Legault n’exclut pas une aide pour la radio et la télévision

«Il y a une crise actuellement dans les médias écrits. Il y a une urgence d’agir, mais on est très conscients qu’il y a aussi des problèmes, des défis importants du côté de la télévision et de la radio», a dit François Legault.
Photo: Jacques Boissinot Archives La Presse canadienne «Il y a une crise actuellement dans les médias écrits. Il y a une urgence d’agir, mais on est très conscients qu’il y a aussi des problèmes, des défis importants du côté de la télévision et de la radio», a dit François Legault.

Le premier ministre François Legault « n’exclut pas » de venir en aide aux stations de radio et de télévision après avoir volé à la rescousse de la presse d’information écrite.

« Il y a une crise actuellement dans les médias écrits. Il y a une urgence d’agir, mais on est très conscients qu’il y a aussi des problèmes, des défis importants, du côté de la télévision et de la radio », a-t-il déclaré dans un impromptu de presse, jeudi avant-midi. « Nathalie Roy est en train de regarder la situation », a-t-il ajouté.

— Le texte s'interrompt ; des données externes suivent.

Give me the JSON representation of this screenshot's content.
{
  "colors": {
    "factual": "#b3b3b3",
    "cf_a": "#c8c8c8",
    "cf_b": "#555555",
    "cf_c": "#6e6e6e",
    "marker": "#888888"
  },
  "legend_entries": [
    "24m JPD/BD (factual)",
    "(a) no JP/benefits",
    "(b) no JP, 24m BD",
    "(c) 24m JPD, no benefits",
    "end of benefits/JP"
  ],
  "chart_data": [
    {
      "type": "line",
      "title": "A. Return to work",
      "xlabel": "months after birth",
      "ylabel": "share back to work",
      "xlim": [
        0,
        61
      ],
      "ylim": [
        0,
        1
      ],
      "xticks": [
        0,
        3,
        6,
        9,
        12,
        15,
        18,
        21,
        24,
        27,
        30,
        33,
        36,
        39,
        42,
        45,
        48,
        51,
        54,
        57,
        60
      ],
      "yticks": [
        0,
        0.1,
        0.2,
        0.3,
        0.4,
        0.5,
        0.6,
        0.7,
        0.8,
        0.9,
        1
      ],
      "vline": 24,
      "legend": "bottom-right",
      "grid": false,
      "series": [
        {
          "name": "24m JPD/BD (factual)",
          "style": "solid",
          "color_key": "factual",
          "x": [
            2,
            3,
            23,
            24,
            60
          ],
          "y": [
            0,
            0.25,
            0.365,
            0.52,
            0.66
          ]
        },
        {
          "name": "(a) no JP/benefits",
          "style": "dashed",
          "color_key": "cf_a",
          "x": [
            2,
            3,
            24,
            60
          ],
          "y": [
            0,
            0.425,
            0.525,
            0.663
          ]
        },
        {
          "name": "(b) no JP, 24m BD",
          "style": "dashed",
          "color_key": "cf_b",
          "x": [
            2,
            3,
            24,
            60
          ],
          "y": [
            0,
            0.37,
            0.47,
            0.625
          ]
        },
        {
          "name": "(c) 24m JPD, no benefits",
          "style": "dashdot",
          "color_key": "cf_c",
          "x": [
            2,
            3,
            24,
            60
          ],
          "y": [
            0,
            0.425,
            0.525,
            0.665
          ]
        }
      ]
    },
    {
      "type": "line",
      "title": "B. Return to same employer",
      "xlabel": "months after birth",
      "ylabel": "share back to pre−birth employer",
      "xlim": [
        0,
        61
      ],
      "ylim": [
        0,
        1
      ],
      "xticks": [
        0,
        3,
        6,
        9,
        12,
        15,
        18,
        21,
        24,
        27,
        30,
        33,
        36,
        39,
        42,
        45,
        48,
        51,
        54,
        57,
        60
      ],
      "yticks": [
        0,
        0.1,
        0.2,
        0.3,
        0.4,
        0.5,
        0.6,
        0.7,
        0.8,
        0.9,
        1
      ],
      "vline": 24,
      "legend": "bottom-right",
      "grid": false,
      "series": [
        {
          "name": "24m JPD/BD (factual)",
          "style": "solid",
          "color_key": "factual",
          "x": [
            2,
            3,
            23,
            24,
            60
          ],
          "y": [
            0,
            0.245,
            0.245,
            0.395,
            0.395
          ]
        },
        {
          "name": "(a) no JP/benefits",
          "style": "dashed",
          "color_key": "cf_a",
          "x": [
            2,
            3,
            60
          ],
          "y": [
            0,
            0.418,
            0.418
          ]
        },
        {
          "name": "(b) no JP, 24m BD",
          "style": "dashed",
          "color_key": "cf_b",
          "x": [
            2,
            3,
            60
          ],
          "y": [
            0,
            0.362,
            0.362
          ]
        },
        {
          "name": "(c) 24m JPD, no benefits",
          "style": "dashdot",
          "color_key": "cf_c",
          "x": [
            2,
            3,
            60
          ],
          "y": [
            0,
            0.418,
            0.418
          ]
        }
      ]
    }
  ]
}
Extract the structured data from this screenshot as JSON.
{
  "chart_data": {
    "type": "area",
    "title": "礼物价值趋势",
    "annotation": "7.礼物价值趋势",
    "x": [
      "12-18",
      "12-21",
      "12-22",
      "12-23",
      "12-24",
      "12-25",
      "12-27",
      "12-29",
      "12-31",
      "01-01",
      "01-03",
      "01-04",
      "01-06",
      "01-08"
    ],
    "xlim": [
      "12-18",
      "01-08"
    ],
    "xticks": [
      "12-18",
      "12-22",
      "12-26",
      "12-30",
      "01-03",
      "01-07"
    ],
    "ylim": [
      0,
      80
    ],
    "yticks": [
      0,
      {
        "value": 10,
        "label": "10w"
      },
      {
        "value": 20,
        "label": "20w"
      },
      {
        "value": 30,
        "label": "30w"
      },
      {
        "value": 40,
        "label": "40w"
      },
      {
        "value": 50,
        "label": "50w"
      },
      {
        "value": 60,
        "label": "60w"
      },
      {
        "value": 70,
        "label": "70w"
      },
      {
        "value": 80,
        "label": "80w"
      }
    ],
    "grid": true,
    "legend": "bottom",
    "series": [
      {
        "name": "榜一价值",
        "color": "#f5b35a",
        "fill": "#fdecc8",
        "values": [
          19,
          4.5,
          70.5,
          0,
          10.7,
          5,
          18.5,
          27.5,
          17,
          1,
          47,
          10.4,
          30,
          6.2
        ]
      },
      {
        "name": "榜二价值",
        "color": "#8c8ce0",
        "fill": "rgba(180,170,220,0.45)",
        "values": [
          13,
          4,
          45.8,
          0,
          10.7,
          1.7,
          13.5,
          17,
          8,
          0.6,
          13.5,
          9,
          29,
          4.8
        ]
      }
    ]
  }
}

La ministre de la Culture et des Communications a annoncé mercredi de nouvelles mesures d’aide totalisant 50 millions de dollars pour les entreprises de presse écrite d’ici 2023-2024. Parmi elles : un crédit d’impôt remboursable calculé sur les salaires des employés voués à « la production de contenu d’information écrit original ou à l’exploitation des technologies de l’information liée à la production ou à la diffusion de tel contenu ». Celui-ci pourra atteindre 26 250 $, soit 35 % d’un salaire de 75 000 $, avait précisé le ministre des Finances, Eric Girard, mercredi après-midi.

Les salles de nouvelles des télés généralistes privées sont aussi en péril. Le crédit d’impôt doit s’appliquer à elles.

Des dirigeants de stations de télévision et de radio l’ont par la suite joint par téléphone afin de lui faire part de leur étonnement.

Le grand patron de Québecor, Pierre Karl Péladeau, a dénoncé sur le réseau social Twitter ce qui lui semble, à première vue, être la création de « deux classes de journalistes » par le gouvernement caquiste : « les gentils de la presse écrite et les rejets de la télé ». « Les salles de nouvelles des télés généralistes privées sont aussi en péril. Le crédit d’impôt doit s’appliquer à elles », a affirmé le propriétaire du Journal de Montréal, du Journal de Québec et du Groupe TVA.

Deux classes de journalistes ?

M. Girard a rétorqué jeudi avant-midi que l’État « ne structure pas l’aide en fonction de l’entreprise qui est en meilleure santé financière dans l’industrie ». « Parce que les médias écrits sont la source de l’information générale de qualité dans notre démocratie, nous appuyons cette industrie. Nous avons fait un choix », a-t-il ajouté.

Le ministre caquiste a précisé le tir à sa sortie du Salon bleu, où il avait pris part à la période des questions. « Tous les journalistes font un travail de qualité… », a-t-il déclaré.

Enfin, M. Girard a dit avoir « [pris] note des critiques » faites à l’égard du plan d’aide aux médias en difficulté qu’il a dévoilé la veille. Cela dit, l’aide consentie par le gouvernement caquiste mercredi « respecte la capacité de payer des contribuables ».

« On a une crise dans les médias écrits qui est plus urgente. Je ne dis pas qu’il n’y a pas de problème à la radio, à la télévision », a souligné de son côté M. Legault.

Le chef du gouvernement a aussi mentionné que les journalistes télé et radio s’abreuvent fréquemment d’informations révélées dans la presse écrite. « C’est vrai que, quand on regarde les radios locales, puis même nationales, il y a une partie de l’information qui vient des médias écrits. Personne ne peut nier ça », a-t-il lancé, se fiant à sa « vingtaine d’années d’expérience » en politique.